Burnt It Down

2.9K 742 109
                                    

Kais terbangun ketika badannya diguncang kasar. Saat membuka mata, Arlen setengah membungkuk, dengan wajah baru bangun tidur dan ponsel menempel di telinganya.
"Is. Rumah lo kebakaran."

Kais mengedipkan mata beberapa kali. Ia menyadari dirinya ada di studio, dengan Arlen, dan... Ah. Sesaat ia sempat kepikir balik ke masa lalu.

"Gimana Len?" Kais meraih botol minum terdekat, masih berusaha sadar sepenuhnya. Ia ketiduran di kursi PD, panggilan untuk produser utama yang direct rekaman. Tahtanya Kais belasan tahun lalu.

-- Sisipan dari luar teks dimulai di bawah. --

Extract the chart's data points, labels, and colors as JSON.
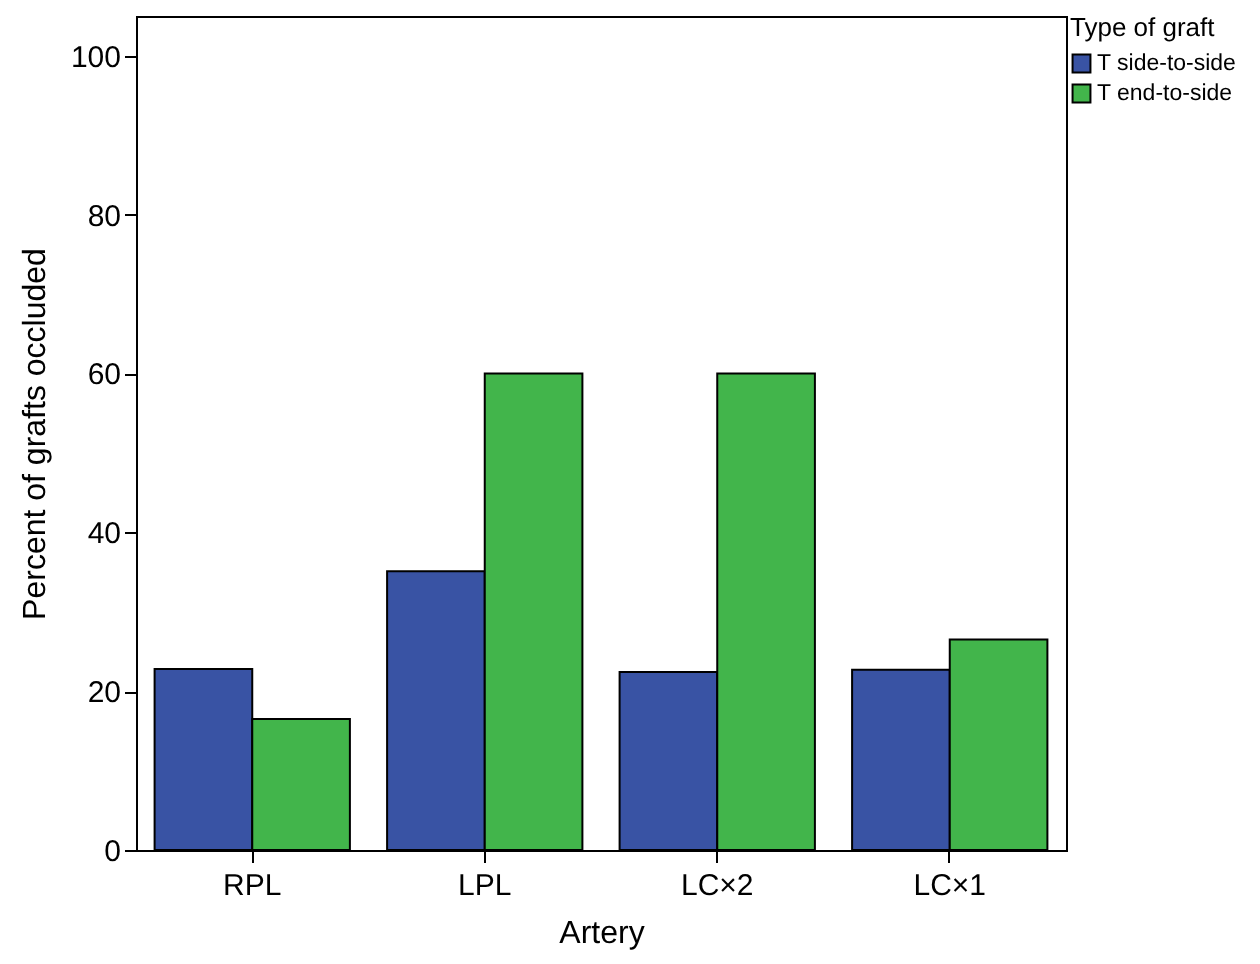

"Rumah lo. Kebakaran." Arlen mengulang dengan kesabaran ekstra.

Kais beku mendadak.
"Gara-gara apa?"

"Gara-gara api lah. Buruaaaan!" Arlen menggeret Kais keluar studio.

***

Kais dihadapkan pada pemandangan absurd yang membuatnya lemas, saat Arlen memarkir mobil Kais di jalan. Petugas pemadam kebakaran masih berbenah di depan rumah Kais. Yang sekarang hanya seperti lapangan, nyaris rata dengan tanah. Kerumunan terlihat di depan rumah Kais, yang hanya bisa berjalan lemas menatap puing-puing berasap di hadapannya.

"I got you fire insurance, but this is sad." Arlen berkata pelan, "That house was pretty."

Seorang petugas berseragam polisi menyapa dan bertanya-tanya. Arlen yang bantu menjawab, Kais masih terlalu shock di sampingnya. Masih gak percaya. Semalam dia bahkan gak sempat masuk rumah untuk terakhir kali gara-gara...

"K! K!" Sebuah suara membuat Kais menoleh ke arah kerumunan. Dea berlari ke arahnya, memeluknya erat-erat.
Kais kaget tapi segera membalas pelukannya, menenggelamkan kepalanya di rambut berantakan Dea dan wangi pillow spray yang belakangan jadi favorit Kais: lavender, lemon, chamomile..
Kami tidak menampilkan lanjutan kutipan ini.